Verstärkte Nutzung regenerativer Energieträger gefordert
Für die
verstärkte Nutzung regenerativer Energieträger als Ersatz für fossile
Energie sollten unter anderem Genehmigungsverfahren gestrafft werden,
etwa hinsichtlich der Anlagengenehmigung, der Flächenwidmung und der
Raumplanung. Sinnvoll seien Förderungen des energetischen Umbaus, etwa
beim Brennkesseltausch in Haushalten oder beim Ersatz von Gas zur
Produktion von Prozesswärme in Produktionsbetrieben. Das Energiesparen
sollte generell forciert werden - in privaten Haushalten ebenso wie bei
staatseigenen Unternehmen, öffentlichen Einrichtungen wie Schulen oder
Kindergärten und Verwaltungsgebäuden.
Inflation könnte durch Verringerung der Nachfrage bekämpft werden
Inflation könne auch durch
Verringerung der Nachfrage bekämpft werden. Notwendige staatliche
Infrastrukturmaßnahmen, etwa im Rahmen der Energiewende, und staatliche
Subventionen für Energiesparmaßnahmen werden weitere Nachfrage erzeugen
und könnten potenziell zur Inflation beitragen. Dem sollte durch eine
zurückhaltende Fiskalpolitik in anderen Ausgabenbereichen gegengesteuert
werden. Zusätzliche staatliche Leistungen sollten auf das Notwendigste
beschränkt werden, das heißt auf die Unterstützung von Haushalten mit
niedrigem Einkommen. Weiters seien die großen Strukturreformen im
öffentlichen Sektor wie etwa im Föderalismus, Förderwesen,
Gesundheitswesen oder Pensionssystem "dringend auf Schiene zu bringen".

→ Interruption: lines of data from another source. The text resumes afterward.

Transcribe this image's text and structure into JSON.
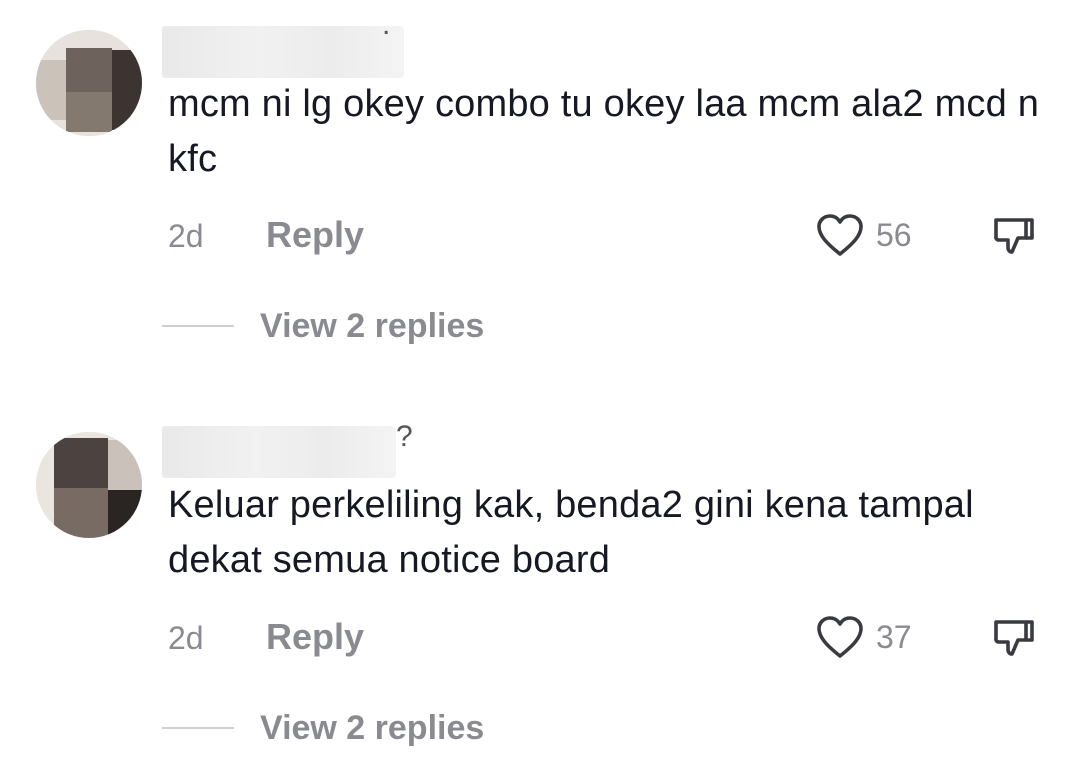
{
  "comments": [
    {
      "username_visible": ".",
      "text": "mcm ni lg okey combo tu okey laa mcm ala2 mcd n kfc",
      "time": "2d",
      "reply_label": "Reply",
      "likes": "56",
      "view_replies": "View 2 replies"
    },
    {
      "username_visible": "?",
      "text": "Keluar perkeliling kak, benda2 gini kena tampal dekat semua notice board",
      "time": "2d",
      "reply_label": "Reply",
      "likes": "37",
      "view_replies": "View 2 replies"
    }
  ],
  "colors": {
    "text": "#161823",
    "secondary": "#8a8b91",
    "divider": "#cfcfd2"
  },
  "icons": {
    "like": "heart-outline-icon",
    "dislike": "thumbs-down-outline-icon"
  }
}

Inflation macht Abschaffung kalter Progression dringender
Die
stark gestiegene Inflation mache die Behandlung der kalten Progression
dringender. Als Sofortmaßnahmen eignet sich laut IHS und Wifo eine
einmalige Anpassung aller Tarifgrenzen. Bei der jetzigen Höhe der
Inflation sei "eine Anpassung um 5 Prozent angemessen". Die
systematische Abschaffung der kalten Progression erfordere "ein
gründliches Vorgehen und sollte nicht übereilt angegangen werden".
Preisreduktion von Energieträgern sei "nicht empfehlenswert"
Grundsätzlich
"nicht empfehlenswert" sind laut IHS und Wifo hingegen Maßnahmen, "die
in den Preismechanismus eingreifen und die relativen Preise von
Energieträgern reduzieren". Sie konterkarierten die strukturellen Ziele
der Verminderung der Energieabhängigkeit sowie der Klimaneutralität.
Auch seien Preissenkungen "nicht sozial treffsicher". Bei
Steuersenkungen sei "unklar, in welchem Ausmaß sie an die Endverbraucher
weitergegeben werden".
Temporäre STeuersenkungen würden die Inflation erhöhen
Außerdem würden temporäre Steuersenkungen,
wenn sie ausliefen und die Steuersätze auf das ursprüngliche Niveau
zurückkehrten, die Inflation vorübergehend erhöhen. Solche Maßnahmen
seien zudem "fiskalisch in der Regel sehr teuer". "Vor diesem
Hintergrund ist von einer Reihe derzeit diskutierter Maßnahmenvorschläge
abzuraten", betonten die Wirtschaftsforscher unisono.